Electric field enhanced in situ silica nanoparticles grafted activated carbon cloth electrodes for capacitive deionization

Abstract Activated carbon clothes (ACCs) were modified by in situ deposition of silica nanoparticles (SiO2 NPs) to enhance the dielectric property of ACC surface and used as electrodes in the capacitive deionization (CDI) system. Four different concentrations of tetraethyl orthosilicate precursors were used as silica source and the effect of concentration on the CDI performance was investigated. X-ray photoelectron spectroscopy (XPS) and Fourier transform infrared spectroscopy (FTIR) analysis revealed the presence of Si-O bonds on the ACC surface and Raman analysis confirmed the graphitic structure of the ACC was intact after grafting with SiO2 NPs. SiO2 NPs coated ACC electrodes revealed better desalination efficiency and average salt removal rate (ASRR) than pristine ACC. Specifically, ACC electrodes coated with 45 mM silica (SiO2-III) exhibited the highest specific capacitance of 97.4 ± 0.1F/g, average desalination efficiency of 70 % with ASRR of 0.075 ± 0.008 mg/cm2/min using 200 ppm NaCl.

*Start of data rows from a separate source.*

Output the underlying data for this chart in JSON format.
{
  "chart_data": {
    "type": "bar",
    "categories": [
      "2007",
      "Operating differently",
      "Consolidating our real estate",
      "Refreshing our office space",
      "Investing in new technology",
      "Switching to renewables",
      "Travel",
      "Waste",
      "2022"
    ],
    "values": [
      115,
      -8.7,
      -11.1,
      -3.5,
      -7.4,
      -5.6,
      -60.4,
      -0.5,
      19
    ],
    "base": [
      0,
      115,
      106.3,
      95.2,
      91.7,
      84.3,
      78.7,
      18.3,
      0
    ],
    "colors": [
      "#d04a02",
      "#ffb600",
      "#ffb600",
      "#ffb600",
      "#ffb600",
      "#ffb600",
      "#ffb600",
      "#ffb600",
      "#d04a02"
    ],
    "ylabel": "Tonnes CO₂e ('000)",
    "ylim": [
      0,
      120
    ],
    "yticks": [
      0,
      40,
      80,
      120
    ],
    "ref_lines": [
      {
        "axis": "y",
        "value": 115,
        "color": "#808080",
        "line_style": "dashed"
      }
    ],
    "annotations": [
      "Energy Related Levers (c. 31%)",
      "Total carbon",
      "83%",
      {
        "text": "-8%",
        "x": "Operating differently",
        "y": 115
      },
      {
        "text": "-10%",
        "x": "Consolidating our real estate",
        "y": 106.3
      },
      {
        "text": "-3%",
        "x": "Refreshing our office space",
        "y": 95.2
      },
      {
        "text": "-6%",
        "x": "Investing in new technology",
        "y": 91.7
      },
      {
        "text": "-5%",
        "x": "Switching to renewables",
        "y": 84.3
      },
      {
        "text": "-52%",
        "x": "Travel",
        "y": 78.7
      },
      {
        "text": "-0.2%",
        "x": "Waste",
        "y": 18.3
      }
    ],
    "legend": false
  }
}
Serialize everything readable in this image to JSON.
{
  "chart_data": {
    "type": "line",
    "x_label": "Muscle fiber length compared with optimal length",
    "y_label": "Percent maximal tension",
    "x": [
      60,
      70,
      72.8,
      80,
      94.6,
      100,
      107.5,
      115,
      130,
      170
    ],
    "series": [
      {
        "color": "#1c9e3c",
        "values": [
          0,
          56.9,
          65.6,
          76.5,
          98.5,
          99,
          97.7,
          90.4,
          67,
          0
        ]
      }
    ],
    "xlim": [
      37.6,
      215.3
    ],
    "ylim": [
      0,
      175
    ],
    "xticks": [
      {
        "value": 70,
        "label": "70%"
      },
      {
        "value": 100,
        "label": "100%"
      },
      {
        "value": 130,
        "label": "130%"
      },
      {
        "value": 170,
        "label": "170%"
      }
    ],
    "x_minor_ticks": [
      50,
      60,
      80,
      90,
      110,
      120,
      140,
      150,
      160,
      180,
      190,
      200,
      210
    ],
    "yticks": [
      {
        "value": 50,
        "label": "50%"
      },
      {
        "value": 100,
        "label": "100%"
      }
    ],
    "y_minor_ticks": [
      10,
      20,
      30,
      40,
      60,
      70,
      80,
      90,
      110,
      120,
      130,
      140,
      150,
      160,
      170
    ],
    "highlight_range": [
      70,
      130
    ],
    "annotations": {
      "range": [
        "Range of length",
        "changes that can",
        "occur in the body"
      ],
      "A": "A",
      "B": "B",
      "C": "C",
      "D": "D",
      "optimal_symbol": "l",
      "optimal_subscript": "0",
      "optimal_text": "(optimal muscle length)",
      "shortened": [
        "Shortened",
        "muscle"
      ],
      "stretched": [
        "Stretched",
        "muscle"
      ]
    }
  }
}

Moreover, CDI Ragone’s plot verified the highest desalination rate was achieved with 45 mM SiO2 coated ACC electrodes. Furthermore, different salt concentrations and applied potentials upon desalination performances were also investigated. Moreover, post characterization of used pristine ACC and SiO2-III electrodes exhibited the sign of substantial electrode oxidation for pristine ACC but less on SiO2 NPs coated ACC electrodes. SiO2 NPs decorated ACC electrodes were not only enhanced localized electric field around dielectric coating of SiO2 NPs but also prevented the surface oxidation of the electrodes.